Forwarding the motion, Cllr Sarah Betteley (Labour and Co-op Party), cabinet member responsible for community engagement and empowerment, said ongoing financial pressure meant the council must continue to make savings. She highlighted “the changing nature of the relationship between council, councillors, citizens and partners,” and “the role that co-operative and mutual principles can play in shaping a new dynamic”.
“We will strengthen the co-operative partnership between citizens, communities, enterprises and councils, based on a shared sense of responsibility for well-being and mutual benefit,” she said.
The council resolved to adopt co-operative values and principles including social partnership, democratic engagement, co-production, enterprise and social economy and maximising social value.
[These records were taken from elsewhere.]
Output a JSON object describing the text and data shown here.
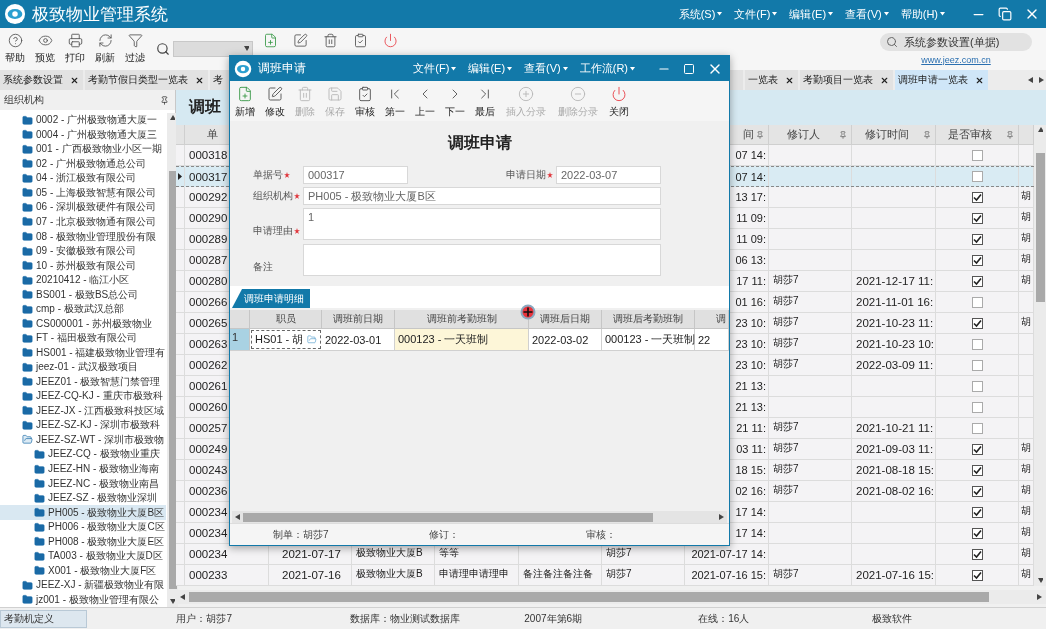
{
  "window": {
    "title": "极致物业管理系统",
    "menus": [
      "系统(S)",
      "文件(F)",
      "编辑(E)",
      "查看(V)",
      "帮助(H)"
    ]
  },
  "toolbar": {
    "buttons": [
      {
        "label": "帮助",
        "kind": "help"
      },
      {
        "label": "预览",
        "kind": "preview"
      },
      {
        "label": "打印",
        "kind": "print"
      },
      {
        "label": "刷新",
        "kind": "refresh"
      },
      {
        "label": "过滤",
        "kind": "filter"
      }
    ],
    "icon_buttons": [
      {
        "kind": "add"
      },
      {
        "kind": "edit"
      },
      {
        "kind": "delete"
      },
      {
        "kind": "audit"
      },
      {
        "kind": "close"
      }
    ],
    "search_pill": "系统参数设置(单据)",
    "link": "www.jeez.com.cn"
  },
  "tabs": [
    {
      "label": "系统参数设置",
      "selected": false,
      "close": true
    },
    {
      "label": "考勤节假日类型一览表",
      "selected": false,
      "close": true
    },
    {
      "label": "考",
      "selected": false,
      "close": false
    },
    {
      "label": "一览表",
      "selected": false,
      "close": true
    },
    {
      "label": "考勤项目一览表",
      "selected": false,
      "close": true
    },
    {
      "label": "调班申请一览表",
      "selected": true,
      "close": true
    }
  ],
  "org_panel": {
    "header": "组织机构",
    "items": [
      {
        "label": "0002 - 广州极致物通大厦一",
        "selected": false
      },
      {
        "label": "0004 - 广州极致物通大厦三",
        "selected": false
      },
      {
        "label": "001 - 广西极致物业小区一期",
        "selected": false
      },
      {
        "label": "02 - 广州极致物通总公司",
        "selected": false
      },
      {
        "label": "04 - 浙江极致有限公司",
        "selected": false
      },
      {
        "label": "05 - 上海极致智慧有限公司",
        "selected": false
      },
      {
        "label": "06 - 深圳极致硬件有限公司",
        "selected": false
      },
      {
        "label": "07 - 北京极致物通有限公司",
        "selected": false
      },
      {
        "label": "08 - 极致物业管理股份有限",
        "selected": false
      },
      {
        "label": "09 - 安徽极致有限公司",
        "selected": false
      },
      {
        "label": "10 - 苏州极致有限公司",
        "selected": false
      },
      {
        "label": "20210412 - 临江小区",
        "selected": false
      },
      {
        "label": "BS001 - 极致BS总公司",
        "selected": false
      },
      {
        "label": "cmp - 极致武汉总部",
        "selected": false
      },
      {
        "label": "CS000001 - 苏州极致物业",
        "selected": false
      },
      {
        "label": "FT - 福田极致有限公司",
        "selected": false
      },
      {
        "label": "HS001 - 福建极致物业管理有",
        "selected": false
      },
      {
        "label": "jeez-01 - 武汉极致项目",
        "selected": false
      },
      {
        "label": "JEEZ01 - 极致智慧门禁管理",
        "selected": false
      },
      {
        "label": "JEEZ-CQ-KJ - 重庆市极致科",
        "selected": false
      },
      {
        "label": "JEEZ-JX - 江西极致科技区域",
        "selected": false
      },
      {
        "label": "JEEZ-SZ-KJ - 深圳市极致科",
        "selected": false
      },
      {
        "label": "JEEZ-SZ-WT - 深圳市极致物",
        "selected": false,
        "expanded": true,
        "children": [
          {
            "label": "JEEZ-CQ - 极致物业重庆",
            "selected": false
          },
          {
            "label": "JEEZ-HN - 极致物业海南",
            "selected": false
          },
          {
            "label": "JEEZ-NC - 极致物业南昌",
            "selected": false
          },
          {
            "label": "JEEZ-SZ - 极致物业深圳",
            "selected": false
          },
          {
            "label": "PH005 - 极致物业大厦B区",
            "selected": true
          },
          {
            "label": "PH006 - 极致物业大厦C区",
            "selected": false
          },
          {
            "label": "PH008 - 极致物业大厦E区",
            "selected": false
          },
          {
            "label": "TA003 - 极致物业大厦D区",
            "selected": false
          },
          {
            "label": "X001 - 极致物业大厦F区",
            "selected": false
          }
        ]
      },
      {
        "label": "JEEZ-XJ - 新疆极致物业有限",
        "selected": false
      },
      {
        "label": "jz001 - 极致物业管理有限公",
        "selected": false
      }
    ]
  },
  "main_list": {
    "title": "调班",
    "header": {
      "id": "单",
      "made_time": "间",
      "reviser": "修订人",
      "revise_time": "修订时间",
      "audited": "是否审核"
    },
    "rows": [
      {
        "id": "000318",
        "made_time": "07 14:",
        "audited": false,
        "selected": false
      },
      {
        "id": "000317",
        "made_time": "07 14:",
        "audited": false,
        "selected": true
      },
      {
        "id": "000292",
        "made_time": "13 17:",
        "audited": true,
        "auditor": "胡",
        "selected": false
      },
      {
        "id": "000290",
        "made_time": "11 09:",
        "audited": true,
        "auditor": "胡",
        "selected": false
      },
      {
        "id": "000289",
        "made_time": "11 09:",
        "audited": true,
        "auditor": "胡",
        "selected": false
      },
      {
        "id": "000287",
        "made_time": "06 13:",
        "audited": true,
        "auditor": "胡",
        "selected": false
      },
      {
        "id": "000280",
        "made_time": "17 11:",
        "reviser": "胡莎7",
        "revise_time": "2021-12-17 11:",
        "audited": true,
        "auditor": "胡",
        "selected": false
      },
      {
        "id": "000266",
        "made_time": "01 16:",
        "reviser": "胡莎7",
        "revise_time": "2021-11-01 16:",
        "audited": false,
        "selected": false
      },
      {
        "id": "000265",
        "made_time": "23 10:",
        "reviser": "胡莎7",
        "revise_time": "2021-10-23 11:",
        "audited": true,
        "auditor": "胡",
        "selected": false
      },
      {
        "id": "000263",
        "made_time": "23 10:",
        "reviser": "胡莎7",
        "revise_time": "2021-10-23 10:",
        "audited": false,
        "selected": false
      },
      {
        "id": "000262",
        "made_time": "23 10:",
        "reviser": "胡莎7",
        "revise_time": "2022-03-09 11:",
        "audited": false,
        "selected": false
      },
      {
        "id": "000261",
        "made_time": "21 13:",
        "audited": false,
        "selected": false
      },
      {
        "id": "000260",
        "made_time": "21 13:",
        "audited": false,
        "selected": false
      },
      {
        "id": "000257",
        "made_time": "21 11:",
        "reviser": "胡莎7",
        "revise_time": "2021-10-21 11:",
        "audited": false,
        "selected": false
      },
      {
        "id": "000249",
        "made_time": "03 11:",
        "reviser": "胡莎7",
        "revise_time": "2021-09-03 11:",
        "audited": true,
        "auditor": "胡",
        "selected": false
      },
      {
        "id": "000243",
        "made_time": "18 15:",
        "reviser": "胡莎7",
        "revise_time": "2021-08-18 15:",
        "audited": true,
        "auditor": "胡",
        "selected": false
      },
      {
        "id": "000236",
        "made_time": "02 16:",
        "reviser": "胡莎7",
        "revise_time": "2021-08-02 16:",
        "audited": true,
        "auditor": "胡",
        "selected": false
      },
      {
        "id": "000234",
        "made_time": "17 14:",
        "audited": true,
        "auditor": "胡",
        "selected": false
      },
      {
        "id": "000234",
        "made_time": "17 14:",
        "audited": true,
        "auditor": "胡",
        "selected": false
      },
      {
        "id": "000234",
        "date": "2021-07-17",
        "org": "极致物业大厦B",
        "reason": "等等",
        "maker": "胡莎7",
        "made_time": "2021-07-17 14:",
        "audited": true,
        "auditor": "胡",
        "selected": false
      },
      {
        "id": "000233",
        "date": "2021-07-16",
        "org": "极致物业大厦B",
        "reason": "申请理申请理申",
        "note": "备注备注备注备",
        "maker": "胡莎7",
        "made_time": "2021-07-16 15:",
        "reviser": "胡莎7",
        "revise_time": "2021-07-16 15:",
        "audited": true,
        "auditor": "胡",
        "selected": false
      }
    ]
  },
  "dialog": {
    "title": "调班申请",
    "menus": [
      "文件(F)",
      "编辑(E)",
      "查看(V)",
      "工作流(R)"
    ],
    "toolbar": [
      {
        "label": "新增",
        "kind": "add",
        "disabled": false
      },
      {
        "label": "修改",
        "kind": "edit",
        "disabled": false
      },
      {
        "label": "删除",
        "kind": "delete",
        "disabled": true
      },
      {
        "label": "保存",
        "kind": "save",
        "disabled": true
      },
      {
        "label": "审核",
        "kind": "audit",
        "disabled": false
      },
      {
        "label": "第一",
        "kind": "first",
        "disabled": false
      },
      {
        "label": "上一",
        "kind": "prev",
        "disabled": false
      },
      {
        "label": "下一",
        "kind": "next",
        "disabled": false
      },
      {
        "label": "最后",
        "kind": "last",
        "disabled": false
      },
      {
        "label": "插入分录",
        "kind": "insert",
        "disabled": true
      },
      {
        "label": "删除分录",
        "kind": "remove",
        "disabled": true
      },
      {
        "label": "关闭",
        "kind": "close",
        "disabled": false
      }
    ],
    "form_title": "调班申请",
    "fields": [
      {
        "label": "单据号",
        "value": "000317",
        "required": true,
        "kind": "short"
      },
      {
        "label": "申请日期",
        "value": "2022-03-07",
        "required": true,
        "kind": "short"
      },
      {
        "label": "组织机构",
        "value": "PH005 - 极致物业大厦B区",
        "required": true,
        "kind": "wide"
      },
      {
        "label": "申请理由",
        "value": "1",
        "required": true,
        "kind": "area"
      },
      {
        "label": "备注",
        "required": false,
        "kind": "area"
      }
    ],
    "detail_tab": "调班申请明细",
    "grid": {
      "columns": [
        "职员",
        "调班前日期",
        "调班前考勤班制",
        "调班后日期",
        "调班后考勤班制",
        "调"
      ],
      "rows": [
        {
          "number": "1",
          "selected": true,
          "cells": [
            {
              "text": "HS01 - 胡",
              "kind": "lookup",
              "highlighted": false
            },
            {
              "text": "2022-03-01",
              "kind": "text",
              "highlighted": false
            },
            {
              "text": "000123 - 一天班制",
              "kind": "text",
              "highlighted": true
            },
            {
              "text": "2022-03-02",
              "kind": "text",
              "highlighted": false
            },
            {
              "text": "000123 - 一天班制",
              "kind": "text",
              "highlighted": false
            },
            {
              "text": "22",
              "kind": "text",
              "highlighted": false
            }
          ]
        }
      ]
    },
    "footer": [
      "制单：胡莎7",
      "修订：",
      "审核："
    ]
  },
  "status_bar": {
    "tab": "考勤机定义",
    "items": [
      "用户：胡莎7",
      "数据库：物业测试数据库",
      "2007年第6期",
      "在线：16人",
      "极致软件"
    ]
  }
}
Central to the agreement are the principles of community leadership and a new role for councillors, with the council agreeing to explore ways it could help the community contribute to local outcomes. The aim is to enable citizens to be equal partners in designing and commissioning services and determining the use of resources.
Cllr Betteley agreed to bring forward ideas on how to increase public engagement and participation in cabinet meetings and decision making. The council’s constitution commission will make suggestions on how to increase public participation in council business.
Council, cabinet and officers will consider the principles when formulating policy and encourage new models of meeting priority needs, such as co-operatives and mutuals. The council also pledged to capture and expand learning from co-operative projects to encourage broader application of co-operative principles.
Deputy leader Cllr Hannah O’Neill (Labour and Co-op Party) said the move had been spearheaded by council leader Peter Marland (Labour and Co-op Party), but embraced by all parties. “We’ve all really bought into it, including councillors in the other two parties,” she said. “The debate was a positive debate. This is a culture change. I haven’t come across any resistance to it yet.”
Cllr O’Neill is cabinet member with responsibility for housing and regeneration, and said officers were already moving towards co-operation, for example by looking at social value in procurement of new roofs for council houses and by developing a new rent policy in partnership with tenants. “It’s important that we work together to deliver better services,” she said.